When war turned to peace
The answer is of course the Apocalypse – God’s revealing of himself in the incarnation and the cross. In Christ’s humanity and dying he has taken the wrath of God against Judah, the distress and anguish. The ruin and devastation. The darkness and gloom. And now, because of the cross and the resurrection of Christ, God can sing over Jerusalem.
The incarnation is Christ’s union with Israel. Jesus took the place of Israel here on earth. He succeeded where they had failed. He lived a life of faithful obedience before God. Therefore, by his righteousness he can be the substitute for Israel. By experiencing the day of the Lord on the cross, he took the wrath that they deserved (and the wrath that we all deserved). Now, because of the cross, Israel can experience God’s forgiveness – The Lord has taken away the judgments against you; he has cleared away your enemies.
Our union with Christ is our union with Israel. We too are free from the judgments of God. We too are clear of our enemies. We too shall never again fear evil. We too have the Lord God in our midst. We too are sung over by the Lord with gladness. This is “to live is Christ.” This is our Advent. This is what we are waiting for. Rejoicing.

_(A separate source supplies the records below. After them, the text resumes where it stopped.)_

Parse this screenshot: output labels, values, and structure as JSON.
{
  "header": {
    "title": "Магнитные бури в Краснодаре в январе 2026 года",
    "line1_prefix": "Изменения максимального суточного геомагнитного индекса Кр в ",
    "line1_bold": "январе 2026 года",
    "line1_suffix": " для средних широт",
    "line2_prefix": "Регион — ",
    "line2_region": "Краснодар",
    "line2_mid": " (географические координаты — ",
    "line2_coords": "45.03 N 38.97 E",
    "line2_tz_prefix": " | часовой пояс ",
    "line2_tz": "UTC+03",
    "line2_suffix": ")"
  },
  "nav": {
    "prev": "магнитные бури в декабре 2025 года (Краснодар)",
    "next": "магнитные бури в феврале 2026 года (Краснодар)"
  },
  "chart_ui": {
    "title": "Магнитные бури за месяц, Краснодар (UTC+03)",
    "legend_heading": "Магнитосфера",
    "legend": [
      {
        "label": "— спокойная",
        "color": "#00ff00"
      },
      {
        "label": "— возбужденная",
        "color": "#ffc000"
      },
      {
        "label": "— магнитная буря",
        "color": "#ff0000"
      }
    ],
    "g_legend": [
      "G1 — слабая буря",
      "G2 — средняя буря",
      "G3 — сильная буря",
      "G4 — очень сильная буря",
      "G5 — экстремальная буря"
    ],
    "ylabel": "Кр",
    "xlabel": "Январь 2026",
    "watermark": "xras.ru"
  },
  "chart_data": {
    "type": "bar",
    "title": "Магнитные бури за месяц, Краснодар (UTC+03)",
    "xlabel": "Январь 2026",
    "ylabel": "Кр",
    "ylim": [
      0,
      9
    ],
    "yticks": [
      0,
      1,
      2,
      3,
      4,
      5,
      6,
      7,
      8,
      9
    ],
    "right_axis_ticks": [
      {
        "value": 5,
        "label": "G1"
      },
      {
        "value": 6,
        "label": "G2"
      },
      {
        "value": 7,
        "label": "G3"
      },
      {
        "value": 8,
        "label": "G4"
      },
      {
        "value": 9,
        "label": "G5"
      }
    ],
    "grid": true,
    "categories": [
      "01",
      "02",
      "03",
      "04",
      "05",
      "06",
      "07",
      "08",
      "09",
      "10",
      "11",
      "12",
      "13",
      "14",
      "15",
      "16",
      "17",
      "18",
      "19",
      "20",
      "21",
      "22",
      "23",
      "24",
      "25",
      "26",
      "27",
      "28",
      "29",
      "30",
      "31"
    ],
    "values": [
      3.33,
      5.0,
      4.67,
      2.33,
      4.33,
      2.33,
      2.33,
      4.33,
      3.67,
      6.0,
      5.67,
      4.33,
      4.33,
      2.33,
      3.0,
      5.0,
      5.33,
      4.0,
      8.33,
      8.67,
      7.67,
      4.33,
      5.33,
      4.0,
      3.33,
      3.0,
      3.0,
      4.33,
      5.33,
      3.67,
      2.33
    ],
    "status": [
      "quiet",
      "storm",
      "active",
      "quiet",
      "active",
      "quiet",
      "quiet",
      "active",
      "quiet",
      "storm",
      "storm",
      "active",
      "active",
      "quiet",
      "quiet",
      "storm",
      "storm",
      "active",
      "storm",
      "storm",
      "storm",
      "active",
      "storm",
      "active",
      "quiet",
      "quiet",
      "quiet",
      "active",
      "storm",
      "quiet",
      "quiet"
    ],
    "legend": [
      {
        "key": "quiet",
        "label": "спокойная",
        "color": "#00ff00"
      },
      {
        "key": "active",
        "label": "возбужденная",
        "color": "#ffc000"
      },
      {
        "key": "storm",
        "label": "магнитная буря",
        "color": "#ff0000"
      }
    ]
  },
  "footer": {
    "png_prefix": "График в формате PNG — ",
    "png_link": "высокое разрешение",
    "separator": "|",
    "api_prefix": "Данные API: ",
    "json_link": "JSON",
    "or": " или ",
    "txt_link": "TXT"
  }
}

Yes, it’s dark around us. Yes, waiting is full of sorrow. But Jesus Christ has brought rejoicing into our sorrow. He has brought peace with God. He has brought us hope in a day of the Lord full of rejoicing not reeling. The Lord our God singing over us. Loudly.
Are you able to rejoice in your Advent? How does your union with Christ (and thus with Israel) allow you to find joy in the thought of the return of the Lord?